Cameron, 36, doesn’t get worked up about many things, and took the turn of events in stride. He knew if he got traded to the Yankees, he’d be going to a championship-caliber team and reuniting with his friend, Sabathia.
But Cameron also enjoyed his first season with the Brewers, from the camaraderie of a tight-knit clubhouse to the excitement of breaking the franchise’s 26-year playoff drought.
“I would have understood if they (had made the trade),” said Cameron. “I know it was to give them some financial space. I was kind of surprised when they picked up my option because of the situation they were in, with so many young guys coming into arbitration.
“It’s a blessing to be here still. I would have missed these guys for sure. I really enjoyed last season with these guys. This team has one of the best young cores of anybody in baseball.”
It’s been awhile since Cameron was included in any club’s “young core” but that doesn’t mean he can’t keep up with his younger teammates. Still at a lean 205 pounds after more than 12 years in the majors, Cameron has extended his career by remaining in peak shape.
Along the way, Cameron has experimented with various forms of exercise and physical regimens. Over the winter, he incorporated another twist to his workouts, taking regular yoga lessons.
“I got into it a little bit more this year,” he said. “I’ve been working on flexibility. As you get older, you have to try something different.
“I just try to listen to my body. I don’t really get out of shape. I might get out of baseball shape but not physical shape. I run around with the kids. That helps.”
In fact, Cameron often shows up in camp with sons Dazmon and Mekhi in tow. All three don Brewers uniforms and head out to the field for morning workouts, with the young Camerons peeling off for their own fun and games.
It was the willingness of club management to allow father-son bonding at the ballpark that made Cameron quickly get over the trade rumors in December. It also was a factor in the acquisition of free-agent closer Trevor Hoffman, who was told he could bring his three sons to camp at his desire.

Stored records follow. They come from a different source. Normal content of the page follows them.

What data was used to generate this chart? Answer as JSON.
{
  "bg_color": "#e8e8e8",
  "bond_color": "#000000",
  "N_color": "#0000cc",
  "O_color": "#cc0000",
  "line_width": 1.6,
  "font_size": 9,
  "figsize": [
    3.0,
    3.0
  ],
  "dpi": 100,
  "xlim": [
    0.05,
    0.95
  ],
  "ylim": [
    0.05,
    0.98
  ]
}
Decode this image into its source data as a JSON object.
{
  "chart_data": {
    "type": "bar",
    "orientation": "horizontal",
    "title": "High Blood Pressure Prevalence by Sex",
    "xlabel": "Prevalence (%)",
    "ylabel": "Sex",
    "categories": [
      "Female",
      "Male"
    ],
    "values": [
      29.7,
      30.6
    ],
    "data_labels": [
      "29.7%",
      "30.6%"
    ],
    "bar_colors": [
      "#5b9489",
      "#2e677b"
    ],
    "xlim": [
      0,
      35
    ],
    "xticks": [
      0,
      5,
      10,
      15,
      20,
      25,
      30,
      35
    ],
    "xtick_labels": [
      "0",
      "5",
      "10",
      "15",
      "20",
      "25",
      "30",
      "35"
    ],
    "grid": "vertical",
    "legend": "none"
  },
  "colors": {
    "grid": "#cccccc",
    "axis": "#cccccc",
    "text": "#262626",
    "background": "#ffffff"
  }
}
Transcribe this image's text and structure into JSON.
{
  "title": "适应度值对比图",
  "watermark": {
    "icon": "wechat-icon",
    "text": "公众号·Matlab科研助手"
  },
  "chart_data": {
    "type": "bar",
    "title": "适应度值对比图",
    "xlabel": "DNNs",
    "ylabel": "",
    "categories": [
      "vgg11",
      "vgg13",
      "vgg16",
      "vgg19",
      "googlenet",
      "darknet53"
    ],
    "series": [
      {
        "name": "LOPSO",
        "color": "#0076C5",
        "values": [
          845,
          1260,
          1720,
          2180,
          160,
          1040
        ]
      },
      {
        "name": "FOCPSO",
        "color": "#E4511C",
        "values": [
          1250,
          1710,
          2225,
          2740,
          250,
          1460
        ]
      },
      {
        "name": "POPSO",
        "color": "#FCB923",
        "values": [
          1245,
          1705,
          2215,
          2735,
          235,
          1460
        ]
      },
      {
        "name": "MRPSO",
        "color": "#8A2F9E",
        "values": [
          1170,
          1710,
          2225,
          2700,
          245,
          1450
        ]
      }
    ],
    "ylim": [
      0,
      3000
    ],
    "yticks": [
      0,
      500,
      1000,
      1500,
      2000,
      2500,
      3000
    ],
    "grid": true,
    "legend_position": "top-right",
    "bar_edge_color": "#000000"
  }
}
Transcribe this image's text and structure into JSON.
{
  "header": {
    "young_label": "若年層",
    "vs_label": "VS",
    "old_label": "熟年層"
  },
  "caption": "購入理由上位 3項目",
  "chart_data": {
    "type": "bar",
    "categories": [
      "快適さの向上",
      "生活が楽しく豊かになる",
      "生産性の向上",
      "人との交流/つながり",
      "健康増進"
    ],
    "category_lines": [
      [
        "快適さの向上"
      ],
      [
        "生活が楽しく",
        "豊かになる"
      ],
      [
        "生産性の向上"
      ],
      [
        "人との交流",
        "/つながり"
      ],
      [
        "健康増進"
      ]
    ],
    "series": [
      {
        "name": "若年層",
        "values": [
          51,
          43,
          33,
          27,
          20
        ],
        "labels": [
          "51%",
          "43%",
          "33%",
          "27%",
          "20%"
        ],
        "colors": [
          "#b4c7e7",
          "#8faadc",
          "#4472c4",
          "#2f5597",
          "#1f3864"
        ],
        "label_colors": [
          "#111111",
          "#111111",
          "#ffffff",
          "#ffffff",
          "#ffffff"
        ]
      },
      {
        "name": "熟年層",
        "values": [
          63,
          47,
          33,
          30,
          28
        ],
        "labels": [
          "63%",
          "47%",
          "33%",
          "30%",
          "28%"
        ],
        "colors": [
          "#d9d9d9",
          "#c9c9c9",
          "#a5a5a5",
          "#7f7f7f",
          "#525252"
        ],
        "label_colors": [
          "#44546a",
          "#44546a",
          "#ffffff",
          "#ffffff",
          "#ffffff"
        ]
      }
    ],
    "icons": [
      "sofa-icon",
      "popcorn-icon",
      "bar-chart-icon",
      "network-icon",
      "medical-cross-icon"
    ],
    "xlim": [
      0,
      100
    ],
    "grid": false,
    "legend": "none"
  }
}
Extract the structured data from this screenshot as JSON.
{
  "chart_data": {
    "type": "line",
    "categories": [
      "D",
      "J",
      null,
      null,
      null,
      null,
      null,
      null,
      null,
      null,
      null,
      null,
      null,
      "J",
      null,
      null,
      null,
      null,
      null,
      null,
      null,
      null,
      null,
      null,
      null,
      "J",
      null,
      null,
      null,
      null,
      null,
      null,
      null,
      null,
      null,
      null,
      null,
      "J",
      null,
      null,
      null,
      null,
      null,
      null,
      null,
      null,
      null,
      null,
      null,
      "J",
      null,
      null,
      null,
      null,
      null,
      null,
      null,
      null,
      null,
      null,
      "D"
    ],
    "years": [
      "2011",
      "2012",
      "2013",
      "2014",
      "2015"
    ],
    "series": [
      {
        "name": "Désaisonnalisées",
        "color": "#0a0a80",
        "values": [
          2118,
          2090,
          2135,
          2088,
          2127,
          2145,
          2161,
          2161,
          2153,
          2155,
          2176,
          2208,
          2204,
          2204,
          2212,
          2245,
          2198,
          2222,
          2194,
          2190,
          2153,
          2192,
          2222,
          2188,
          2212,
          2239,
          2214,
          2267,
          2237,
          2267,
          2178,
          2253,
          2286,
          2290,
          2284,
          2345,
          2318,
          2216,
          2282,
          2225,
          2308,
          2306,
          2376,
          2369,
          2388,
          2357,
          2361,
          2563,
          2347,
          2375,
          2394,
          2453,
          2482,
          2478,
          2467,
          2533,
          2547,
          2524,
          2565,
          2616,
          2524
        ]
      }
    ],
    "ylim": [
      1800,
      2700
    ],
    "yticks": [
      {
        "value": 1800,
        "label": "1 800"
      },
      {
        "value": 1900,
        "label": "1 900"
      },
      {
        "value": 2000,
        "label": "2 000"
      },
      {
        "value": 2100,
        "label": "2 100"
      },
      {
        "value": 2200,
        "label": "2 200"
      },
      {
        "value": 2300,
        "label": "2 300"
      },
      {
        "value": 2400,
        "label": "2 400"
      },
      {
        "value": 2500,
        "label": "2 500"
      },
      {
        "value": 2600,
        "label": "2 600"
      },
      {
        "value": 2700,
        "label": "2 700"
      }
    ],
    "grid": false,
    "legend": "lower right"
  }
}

“That’s really important to me, to have that,” said Cameron. “I don’t know if the Yankees would allow that. It’s a good thing. We understand the business side of it, but they help with the family side of it here, too.”
When Cameron isn’t chasing his children around, he’s chasing down fly balls in center field. The Brewers figured they were getting a defensive upgrade when they signed three two-time Gold Glove winner to a free-agent deal in January 2008, and he didn’t disappoint, committing one error in 119 games.
“Without CC and (Ben) Sheets, our pitching may not be as good, so it’s important to have a guy out there who can run some balls down,” said Melvin. “The ball is going to be put in play more so it’s important to have that defense.
“He had two young outfielders (Ryan Braun and Corey Hart) on either side of him last year. It’s nice to know you have a guy like that in the middle.”
While a model of consistency in the field, Cameron runs hot and cold at the plate. He still has a lot of pop in his bat—he socked 25 home runs in 444 at-bats last season — and has the patience to draw walks (54).
But Cameron also can whiff with the best of them, going down on strikes a club-high 142 times in ’08. And that was after sitting out the first 25 games on a suspension for testing positive for a banned stimulant the previous season with San Diego.
Cameron knocked in 70 runs and swiped 17 bases but batted only .243 with a .331 on-base percentage.
Accordingly, critics wondered why Melvin exercised the $10 million option in Cameron’s contract. If that maneuver was made with the intent of moving his salary in a trade, Melvin changed his mind after the verbal tango with the Yankees before Christmas.
“He’s streaky on offense; strikes out a lot at times,” said Melvin. “But his defense and base-running can really help a team.
“And he brings a looseness to the club. He can help the guys relax and laugh. Look at how many times he has been on a playoff team. Then he comes to us and he’s on a playoff team again. There’s something to that.”